Die Angeklagten hatten vermutet, dass der damals 19-Jährige an ihren Sohn beziehungsweise jüngeren Bruder Drogen verkauft und dafür ein hochwertiges Smartphone der Mutter erhalten habe.

„Wir wollten ihm nur Angst einjagen, damit er niemandem mehr was verkaufen kann“, sagt der 46-jährige Angeklagte. Sein jüngerer Sohn sei an die falschen Freunde geraten und sei nicht mehr in die Schule gegangen. Die Familie habe Hilfe bei Ärzten und beim Jugendamt gesucht. „Es ist vieles passiert“, sagte der angeklagte Vater. Als eines Tages der jüngere Sohn ohne das teure Handy der Mutter nach Hause kam, habe sich der ältere Sohn auf die Suche nach dem neuen Handybesitzer gemacht, der nach einigen Telefonaten gefunden war. Dieser habe dem Sohn 200 Euro und Gras im Wert von 20 Euro für das iPhone gegeben.

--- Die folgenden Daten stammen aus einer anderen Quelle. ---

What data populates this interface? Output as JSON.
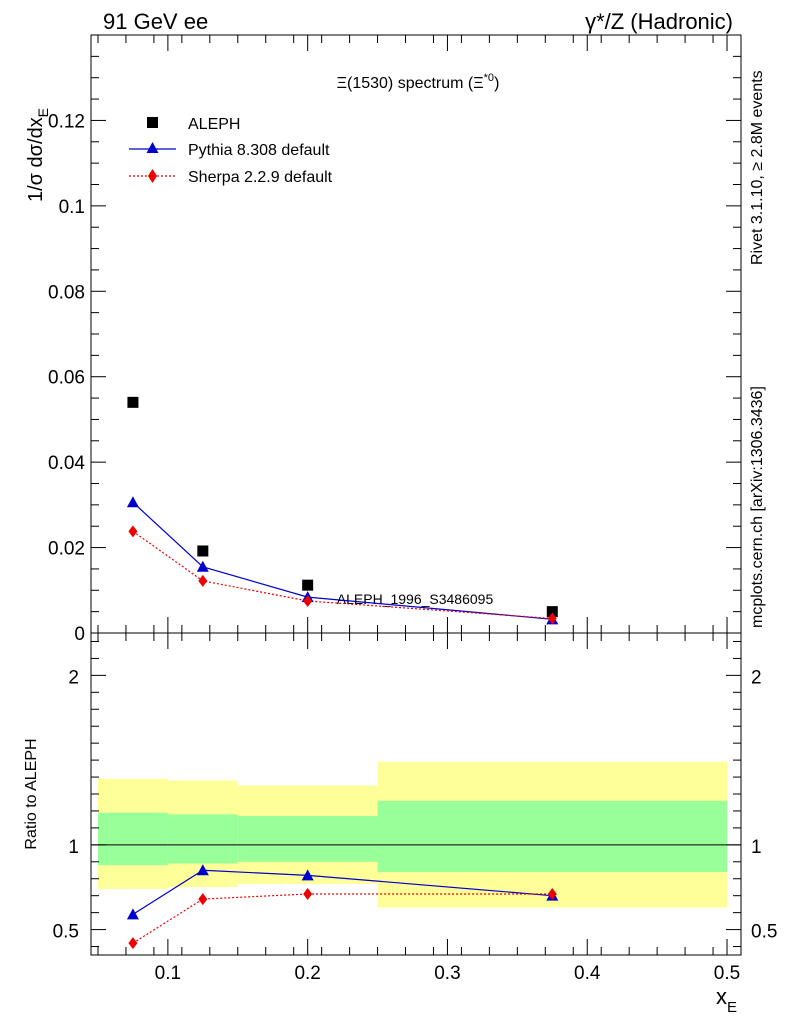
{
  "header": {
    "left": "91 GeV ee",
    "right": "γ*/Z (Hadronic)"
  },
  "side_text": {
    "rivet": "Rivet 3.1.10, ≥ 2.8M events",
    "mcplots": "mcplots.cern.ch [arXiv:1306.3436]"
  },
  "colors": {
    "aleph": "#000000",
    "pythia": "#0000cc",
    "sherpa": "#ee0000",
    "band_inner": "#99ff99",
    "band_outer": "#ffff99",
    "watermark": "#999999"
  },
  "chart_data": [
    {
      "type": "scatter",
      "title": "Ξ(1530) spectrum (Ξ*0)",
      "title_main": "Ξ(1530) spectrum (Ξ",
      "title_sup": "*0",
      "title_end": ")",
      "watermark": "ALEPH_1996_S3486095",
      "ylabel": "1/σ dσ/dx",
      "ylabel_sub": "E",
      "xlim": [
        0.045,
        0.51
      ],
      "ylim": [
        0,
        0.14
      ],
      "yticks": [
        0,
        0.02,
        0.04,
        0.06,
        0.08,
        0.1,
        0.12
      ],
      "ytick_labels": [
        "0",
        "0.02",
        "0.04",
        "0.06",
        "0.08",
        "0.1",
        "0.12"
      ],
      "legend_position": "top-left",
      "series": [
        {
          "name": "ALEPH",
          "marker": "square",
          "x": [
            0.075,
            0.125,
            0.2,
            0.375
          ],
          "y": [
            0.054,
            0.0192,
            0.0112,
            0.005
          ]
        },
        {
          "name": "Pythia 8.308 default",
          "marker": "triangle",
          "line": "solid",
          "x": [
            0.075,
            0.125,
            0.2,
            0.375
          ],
          "y": [
            0.0306,
            0.0155,
            0.0084,
            0.0032
          ]
        },
        {
          "name": "Sherpa 2.2.9 default",
          "marker": "diamond",
          "line": "dotted",
          "x": [
            0.075,
            0.125,
            0.2,
            0.375
          ],
          "y": [
            0.0238,
            0.0122,
            0.0075,
            0.0034
          ]
        }
      ]
    },
    {
      "type": "line",
      "ylabel": "Ratio to ALEPH",
      "xlabel": "x",
      "xlabel_sub": "E",
      "xlim": [
        0.045,
        0.51
      ],
      "ylim": [
        0.35,
        2.25
      ],
      "xticks": [
        0.1,
        0.2,
        0.3,
        0.4,
        0.5
      ],
      "xtick_labels": [
        "0.1",
        "0.2",
        "0.3",
        "0.4",
        "0.5"
      ],
      "yticks": [
        0.5,
        1,
        2
      ],
      "ytick_labels": [
        "0.5",
        "1",
        "2"
      ],
      "reference_line": 1,
      "bands": [
        {
          "x0": 0.05,
          "x1": 0.1,
          "outer": [
            0.74,
            1.39
          ],
          "inner": [
            0.88,
            1.19
          ]
        },
        {
          "x0": 0.1,
          "x1": 0.15,
          "outer": [
            0.75,
            1.38
          ],
          "inner": [
            0.89,
            1.18
          ]
        },
        {
          "x0": 0.15,
          "x1": 0.25,
          "outer": [
            0.77,
            1.35
          ],
          "inner": [
            0.9,
            1.17
          ]
        },
        {
          "x0": 0.25,
          "x1": 0.5,
          "outer": [
            0.63,
            1.49
          ],
          "inner": [
            0.84,
            1.26
          ]
        }
      ],
      "series": [
        {
          "name": "Pythia 8.308 default",
          "x": [
            0.075,
            0.125,
            0.2,
            0.375
          ],
          "y": [
            0.59,
            0.85,
            0.82,
            0.7
          ]
        },
        {
          "name": "Sherpa 2.2.9 default",
          "x": [
            0.075,
            0.125,
            0.2,
            0.375
          ],
          "y": [
            0.42,
            0.68,
            0.71,
            0.71
          ]
        }
      ]
    }
  ]
}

Während der Vernehmung vermied der 20-jährige Geschädigte jeglichen Augenkontakt zu den beiden Angeklagten. Noch immer leide er unter den Folgen der Attacke. „Ich kann schwer einschlafen, fühle mich beobachtet und habe starke Gefühlsschwankungen.“

Ob der 20-Jährige tatsächlich mit Drogen gehandelt und sie an den jüngeren Sohn verkauft hat, darauf wurde bei der Verhandlung vor dem Amtsgericht nicht näher eingegangen. (pju)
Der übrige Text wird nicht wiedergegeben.